While matrix metalloproteinase 9 is a naturally occurring, productive enzyme necessary for tissue repair and other processes, it is most commonly associated with the progression of cancer. Specifically, MMP9 breaks down the basement membranes of cells, giving tumors more space to grow. Cancer cells help direct MMP9 to degrade collagen IV, allowing the cancer to migrate, resulting in metastasis. In short, the natural purpose of such enzymes becomes beneficial to harmful cells.
For better study, researchers group MMP genes into four primary categories based on the function and purpose of each gene and the proteins or enzymes it produces. These categories are collagenases, gelatinases, stromelysins, and membrane types. In terms of matrix metalloproteinase 9, this enzyme falls primarily in the gelatinases category of MMPs. The MMP9 gene also conforms to certain behavioral and functional criteria of collagenases.
In scientific research, matrix metalloproteinase 9 also carries such names and classifications as Gelatinase B, 92 kDa Type IV collagenase, and 92 kDa gelatinase. Additional names include collagenase Type IV and collagenase Type IV-B. The HUGO Gene Nomenclature Committee (HGNC) assigned matrix metalloproteinase 9 the symbol MMP9 to replace the previous symbol of CLG4B. Official symbols provide consistency among researchers working in different laboratories, countries, and languages.
Looking at human chromosomes and DNA, the matrix metalloproteinase 9 gene is found on Chromosome 20. As listed by the HGNC, the exact location is 20q12-q13. Such coordinates indicate the gene's location on the 20th chromosome, in the region between q12 and q13. Consequently, researchers have found amplifications in this genetic area with regard to breast and ovarian cancer patients. Other studies link this genetic area with pituitary tumors, pseudohypoparathyroidism, and diabetes.

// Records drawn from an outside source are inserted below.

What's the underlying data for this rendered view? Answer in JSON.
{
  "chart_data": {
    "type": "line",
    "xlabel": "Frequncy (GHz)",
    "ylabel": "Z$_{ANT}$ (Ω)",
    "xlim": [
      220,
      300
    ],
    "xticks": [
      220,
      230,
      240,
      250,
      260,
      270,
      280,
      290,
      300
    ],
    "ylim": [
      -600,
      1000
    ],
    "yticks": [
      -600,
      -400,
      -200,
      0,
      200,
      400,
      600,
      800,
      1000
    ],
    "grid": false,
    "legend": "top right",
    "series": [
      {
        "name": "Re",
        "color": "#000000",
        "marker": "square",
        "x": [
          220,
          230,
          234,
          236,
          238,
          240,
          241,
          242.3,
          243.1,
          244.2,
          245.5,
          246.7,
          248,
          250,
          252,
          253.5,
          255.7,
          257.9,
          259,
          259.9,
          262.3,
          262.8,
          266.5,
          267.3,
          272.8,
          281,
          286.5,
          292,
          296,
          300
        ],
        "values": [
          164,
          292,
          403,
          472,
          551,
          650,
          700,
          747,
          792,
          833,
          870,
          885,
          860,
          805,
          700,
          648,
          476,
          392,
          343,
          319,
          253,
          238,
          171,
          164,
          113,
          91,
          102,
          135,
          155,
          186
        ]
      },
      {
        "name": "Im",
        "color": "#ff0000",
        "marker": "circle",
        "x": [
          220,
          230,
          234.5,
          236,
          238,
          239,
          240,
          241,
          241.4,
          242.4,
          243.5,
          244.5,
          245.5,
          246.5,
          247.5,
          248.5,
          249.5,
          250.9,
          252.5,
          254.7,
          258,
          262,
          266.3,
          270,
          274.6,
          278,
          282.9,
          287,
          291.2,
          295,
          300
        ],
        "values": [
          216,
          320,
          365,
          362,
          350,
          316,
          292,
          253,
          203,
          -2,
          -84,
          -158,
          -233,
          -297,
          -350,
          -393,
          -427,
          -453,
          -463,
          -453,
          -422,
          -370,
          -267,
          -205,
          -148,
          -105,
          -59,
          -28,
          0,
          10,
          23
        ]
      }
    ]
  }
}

Structurally speaking, MMP9 bears striking resemblances to MMP2, another MMP gene scientist believe helps in cancer metastasis. In terms of homology, or the similarity of two structures, the amino acid sequences of MMP9 and MMP2 is such that both are commonly linked to aggressively invasive cancers. Both MMP9 and MMP2 enzymes degrade extracellular matrix proteins, with highly elevated expression of both appearing in cancers such as pancreatic, breast, and colorectal.